As of 2000, it was no longer in operation in an official capacity. Since August 2009, the radio telescope has been a national heritage site (rijksmonument). The telescope dish was removed for restoration in June 2012. The "C.A. Muller Radio Astronomy Station" foundation ("CAMRAS" for short) restored the telescope to working order. The dish was remounted in November 2012.

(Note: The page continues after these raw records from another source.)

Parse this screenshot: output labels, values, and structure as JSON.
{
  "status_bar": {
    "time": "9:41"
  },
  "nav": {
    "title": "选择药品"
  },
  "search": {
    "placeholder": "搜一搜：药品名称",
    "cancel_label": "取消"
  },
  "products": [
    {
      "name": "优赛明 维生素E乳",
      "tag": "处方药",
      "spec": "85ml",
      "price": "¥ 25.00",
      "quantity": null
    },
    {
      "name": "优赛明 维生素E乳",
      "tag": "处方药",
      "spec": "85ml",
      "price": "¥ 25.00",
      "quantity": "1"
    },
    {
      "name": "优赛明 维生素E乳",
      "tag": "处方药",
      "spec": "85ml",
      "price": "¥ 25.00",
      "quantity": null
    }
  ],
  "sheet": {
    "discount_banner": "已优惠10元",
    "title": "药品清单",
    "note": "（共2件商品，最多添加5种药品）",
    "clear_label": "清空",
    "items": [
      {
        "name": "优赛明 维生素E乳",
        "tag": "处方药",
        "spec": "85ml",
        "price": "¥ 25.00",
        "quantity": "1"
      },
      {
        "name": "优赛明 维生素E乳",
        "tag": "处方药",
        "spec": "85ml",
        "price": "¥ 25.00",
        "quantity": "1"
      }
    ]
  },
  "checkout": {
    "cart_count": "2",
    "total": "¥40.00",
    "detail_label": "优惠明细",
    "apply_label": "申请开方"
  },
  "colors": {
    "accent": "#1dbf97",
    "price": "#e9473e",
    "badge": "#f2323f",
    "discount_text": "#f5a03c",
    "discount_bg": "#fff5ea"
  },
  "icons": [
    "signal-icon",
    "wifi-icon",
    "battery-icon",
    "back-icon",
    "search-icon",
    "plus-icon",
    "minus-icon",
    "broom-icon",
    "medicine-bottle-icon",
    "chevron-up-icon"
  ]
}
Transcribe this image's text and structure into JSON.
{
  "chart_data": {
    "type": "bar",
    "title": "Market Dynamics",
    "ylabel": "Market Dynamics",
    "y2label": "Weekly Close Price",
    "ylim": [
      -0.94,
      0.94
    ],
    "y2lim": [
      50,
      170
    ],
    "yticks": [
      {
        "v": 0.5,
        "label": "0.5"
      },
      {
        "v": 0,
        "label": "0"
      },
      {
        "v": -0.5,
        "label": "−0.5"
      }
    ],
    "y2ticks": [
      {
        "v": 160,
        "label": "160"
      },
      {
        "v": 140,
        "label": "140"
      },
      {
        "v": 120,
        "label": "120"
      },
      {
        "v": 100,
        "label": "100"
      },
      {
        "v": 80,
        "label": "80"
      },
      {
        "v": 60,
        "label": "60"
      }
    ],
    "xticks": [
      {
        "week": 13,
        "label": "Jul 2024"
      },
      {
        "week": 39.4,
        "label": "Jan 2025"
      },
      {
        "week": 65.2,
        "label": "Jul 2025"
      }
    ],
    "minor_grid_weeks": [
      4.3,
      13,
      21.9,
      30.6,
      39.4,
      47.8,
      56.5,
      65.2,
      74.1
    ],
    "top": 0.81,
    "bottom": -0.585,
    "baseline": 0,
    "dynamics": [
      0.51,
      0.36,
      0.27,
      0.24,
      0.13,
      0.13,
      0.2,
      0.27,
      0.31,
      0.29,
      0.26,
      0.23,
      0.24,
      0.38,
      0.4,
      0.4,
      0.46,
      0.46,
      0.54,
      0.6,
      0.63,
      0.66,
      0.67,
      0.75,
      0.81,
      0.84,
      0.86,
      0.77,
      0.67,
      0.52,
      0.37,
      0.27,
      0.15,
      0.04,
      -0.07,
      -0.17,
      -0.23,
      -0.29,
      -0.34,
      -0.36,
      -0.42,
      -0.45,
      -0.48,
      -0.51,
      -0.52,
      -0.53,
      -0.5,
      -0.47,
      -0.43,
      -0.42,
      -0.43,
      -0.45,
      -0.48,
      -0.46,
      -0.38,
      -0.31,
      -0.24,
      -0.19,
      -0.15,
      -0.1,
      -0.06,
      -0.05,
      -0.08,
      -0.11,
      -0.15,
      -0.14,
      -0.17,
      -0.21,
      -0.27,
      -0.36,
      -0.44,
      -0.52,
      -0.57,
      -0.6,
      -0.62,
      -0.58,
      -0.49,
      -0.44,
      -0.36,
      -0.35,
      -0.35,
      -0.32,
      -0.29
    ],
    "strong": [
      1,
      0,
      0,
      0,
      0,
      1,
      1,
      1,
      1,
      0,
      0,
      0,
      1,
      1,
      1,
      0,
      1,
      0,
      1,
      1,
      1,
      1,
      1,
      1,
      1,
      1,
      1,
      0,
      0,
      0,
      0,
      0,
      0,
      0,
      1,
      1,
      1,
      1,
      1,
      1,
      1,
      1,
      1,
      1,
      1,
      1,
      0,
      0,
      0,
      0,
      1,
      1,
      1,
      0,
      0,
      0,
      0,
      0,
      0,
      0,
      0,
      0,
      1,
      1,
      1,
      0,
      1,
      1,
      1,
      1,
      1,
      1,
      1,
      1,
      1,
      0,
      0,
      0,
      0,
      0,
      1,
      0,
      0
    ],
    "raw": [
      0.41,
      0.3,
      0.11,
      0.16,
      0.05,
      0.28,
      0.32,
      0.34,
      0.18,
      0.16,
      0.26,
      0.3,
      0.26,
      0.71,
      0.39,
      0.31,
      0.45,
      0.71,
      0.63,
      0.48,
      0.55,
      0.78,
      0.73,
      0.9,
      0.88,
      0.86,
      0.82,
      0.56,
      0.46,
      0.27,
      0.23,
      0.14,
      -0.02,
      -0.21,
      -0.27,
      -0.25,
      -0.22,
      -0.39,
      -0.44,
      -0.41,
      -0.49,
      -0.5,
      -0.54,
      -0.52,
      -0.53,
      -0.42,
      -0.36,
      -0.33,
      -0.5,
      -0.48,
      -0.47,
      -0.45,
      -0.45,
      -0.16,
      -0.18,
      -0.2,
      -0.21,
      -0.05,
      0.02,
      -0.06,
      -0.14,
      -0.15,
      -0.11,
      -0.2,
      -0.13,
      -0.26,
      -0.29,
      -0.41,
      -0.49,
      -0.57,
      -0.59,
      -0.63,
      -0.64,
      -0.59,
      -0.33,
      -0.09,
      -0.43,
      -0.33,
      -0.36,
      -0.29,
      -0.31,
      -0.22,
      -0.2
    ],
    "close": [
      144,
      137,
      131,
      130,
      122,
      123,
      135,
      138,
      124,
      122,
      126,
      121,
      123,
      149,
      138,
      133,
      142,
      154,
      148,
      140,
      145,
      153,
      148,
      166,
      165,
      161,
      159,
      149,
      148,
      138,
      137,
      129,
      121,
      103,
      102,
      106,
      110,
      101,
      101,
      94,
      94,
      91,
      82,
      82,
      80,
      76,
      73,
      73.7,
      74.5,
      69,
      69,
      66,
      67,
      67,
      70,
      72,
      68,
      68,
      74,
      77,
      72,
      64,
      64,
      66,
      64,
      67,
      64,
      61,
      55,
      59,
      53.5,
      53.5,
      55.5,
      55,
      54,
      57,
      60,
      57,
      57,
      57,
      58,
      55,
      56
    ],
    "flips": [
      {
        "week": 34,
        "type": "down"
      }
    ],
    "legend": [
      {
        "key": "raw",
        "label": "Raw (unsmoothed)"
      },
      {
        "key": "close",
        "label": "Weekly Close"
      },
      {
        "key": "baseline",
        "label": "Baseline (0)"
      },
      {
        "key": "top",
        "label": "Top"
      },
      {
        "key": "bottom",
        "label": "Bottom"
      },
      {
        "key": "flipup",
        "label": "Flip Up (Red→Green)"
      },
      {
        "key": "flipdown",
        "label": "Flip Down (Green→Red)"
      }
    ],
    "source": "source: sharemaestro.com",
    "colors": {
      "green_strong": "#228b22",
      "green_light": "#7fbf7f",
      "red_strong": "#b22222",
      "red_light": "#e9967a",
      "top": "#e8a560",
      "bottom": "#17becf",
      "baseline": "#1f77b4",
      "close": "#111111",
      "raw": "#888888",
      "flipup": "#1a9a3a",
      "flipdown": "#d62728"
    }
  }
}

Radio amateurs along with amateur and professional astronomers, use the telescope for projects, one being Earth–Moon–Earth communication, also known as moonbounce, which allows for people on different parts of Earth to communicate via the Moon. In this technique, radio wave signals are aimed at the Moon by one location, bounce off the Moon's surface, and are detected by an antenna at a different location on Earth. "Visual Moonbounce" is a technology to moonbounce images at amateur-radio frequencies. It is based on artistic research with the Dwingeloo Radiotelescoop by artist Daniela De Paulis as part of her project "OPTICKS"

The radio telescope is owned by ASTRON, the Netherlands Institute for Radio Astronomy. The site of the Dwingeloo Radio Observatory also houses most of the staff of ASTRON and a test site for the Low Frequency Array radio telescope, LOFAR.

Two galaxies are named after this telescope: Dwingeloo 1 and Dwingeloo 2.